The holidays can be a difficult time for those without families. They can be particularly daunting for members of the LGBTQIA community who may be estranged from loved ones.

With that in mind the SAGA Community Center in Hatboro will hold a Holiday Safe Space event on Christmas Night at the Love in Action United Church of Christ on South York Road in Hatboro, beginning at 7 p.m.

The event will offer an environment where members of the community can celebrate Christmas in a comfortable, safe environment.

The SAGA (Sexuality And Gender Acceptance) organization held a similar event at Thanksgiving.
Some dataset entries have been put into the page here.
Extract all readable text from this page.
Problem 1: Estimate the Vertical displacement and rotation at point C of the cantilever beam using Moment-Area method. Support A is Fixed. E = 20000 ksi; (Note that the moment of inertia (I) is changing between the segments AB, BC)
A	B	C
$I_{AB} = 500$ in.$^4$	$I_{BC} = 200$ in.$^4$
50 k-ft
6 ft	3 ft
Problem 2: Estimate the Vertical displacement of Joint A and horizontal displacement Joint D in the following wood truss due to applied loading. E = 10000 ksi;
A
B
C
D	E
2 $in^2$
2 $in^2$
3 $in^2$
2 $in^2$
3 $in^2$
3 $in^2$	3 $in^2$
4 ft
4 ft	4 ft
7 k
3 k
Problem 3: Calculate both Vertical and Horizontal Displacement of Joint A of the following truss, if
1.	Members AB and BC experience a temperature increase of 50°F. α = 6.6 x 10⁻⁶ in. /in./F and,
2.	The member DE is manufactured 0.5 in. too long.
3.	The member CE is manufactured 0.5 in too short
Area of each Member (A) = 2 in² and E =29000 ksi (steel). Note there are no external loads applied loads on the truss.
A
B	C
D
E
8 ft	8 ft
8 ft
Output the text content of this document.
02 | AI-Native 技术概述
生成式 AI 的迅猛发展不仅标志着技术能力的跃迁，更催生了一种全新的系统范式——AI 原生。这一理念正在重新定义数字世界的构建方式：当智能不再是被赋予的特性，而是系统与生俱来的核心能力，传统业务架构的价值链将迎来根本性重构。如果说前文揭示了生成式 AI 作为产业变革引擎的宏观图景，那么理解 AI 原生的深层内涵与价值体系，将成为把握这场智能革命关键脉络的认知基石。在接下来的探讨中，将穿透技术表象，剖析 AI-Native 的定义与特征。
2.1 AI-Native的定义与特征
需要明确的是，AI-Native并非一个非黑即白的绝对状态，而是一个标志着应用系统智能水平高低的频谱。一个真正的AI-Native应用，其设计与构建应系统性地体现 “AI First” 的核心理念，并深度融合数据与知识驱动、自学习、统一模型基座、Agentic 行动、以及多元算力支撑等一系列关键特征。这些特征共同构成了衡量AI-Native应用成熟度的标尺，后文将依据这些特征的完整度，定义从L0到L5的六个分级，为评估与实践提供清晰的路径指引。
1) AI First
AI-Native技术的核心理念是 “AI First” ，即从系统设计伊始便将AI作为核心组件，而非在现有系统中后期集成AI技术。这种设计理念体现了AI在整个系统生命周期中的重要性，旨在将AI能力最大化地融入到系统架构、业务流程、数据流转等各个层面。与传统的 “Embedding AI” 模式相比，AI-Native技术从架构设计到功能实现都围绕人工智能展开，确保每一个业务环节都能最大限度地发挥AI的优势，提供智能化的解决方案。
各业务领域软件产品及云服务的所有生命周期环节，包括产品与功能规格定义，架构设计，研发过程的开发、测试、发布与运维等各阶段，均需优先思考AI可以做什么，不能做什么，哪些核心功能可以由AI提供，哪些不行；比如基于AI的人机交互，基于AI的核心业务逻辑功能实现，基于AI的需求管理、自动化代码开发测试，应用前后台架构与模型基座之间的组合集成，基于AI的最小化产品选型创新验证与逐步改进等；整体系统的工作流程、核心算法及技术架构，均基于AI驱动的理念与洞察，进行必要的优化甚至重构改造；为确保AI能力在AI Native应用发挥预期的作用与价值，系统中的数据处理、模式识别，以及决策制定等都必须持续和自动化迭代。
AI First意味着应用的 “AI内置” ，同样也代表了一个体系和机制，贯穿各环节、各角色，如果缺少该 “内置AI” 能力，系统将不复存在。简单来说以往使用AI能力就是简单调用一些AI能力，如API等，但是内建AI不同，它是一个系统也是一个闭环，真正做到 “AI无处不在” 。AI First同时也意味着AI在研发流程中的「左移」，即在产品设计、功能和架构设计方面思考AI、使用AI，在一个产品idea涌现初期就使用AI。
Jennifer Petro is a transsexual woman who began attending services at the church not quite three years ago. She says the Safe Space event is invaluable to people who have no other place to go at Christmas.

“There are no places really aside from the city where there is a safe, drug-free, no-drinking place for LGBT people to come.” she said, “and be safe and be accepted. We serve people who have been kicked out of their house, aren’t accepted by their families.

“We get a lot of younger people, as well as older, (but) the younger people and the senior queer people are one who are most marginalized. They can come and they can play air hockey, watch a movie, eat play Dungeons and Dragons, draw, write.”

SAGA also offers support services for those in need of them.

The organization works closely with the church, although they are not formally linked. The Rev. Josh Blakesley has been the pastor at the Love in Action United Church of Christ since 2011.

He says SAGA’s efforts fill a vital community need. “I think it’s critically important during the holiday season,” he said. “This time of year people are stressed, sometimes they don’t have a place to go, and so they’re reminded constantly by TV or media that you’re supposed to be joyful, you’re supposed to have family. And those who don’t, who have been marginalized, are people who come into our community center who can’t celebrate Thanksgiving and Christmas because their families won’t accept them as they are. These are human beings just looking for that type of community.

“So, to open this space, and to say ‘No matter what, you’re welcome to come here and have a holiday, to build a community you can call your own, I think is essential.”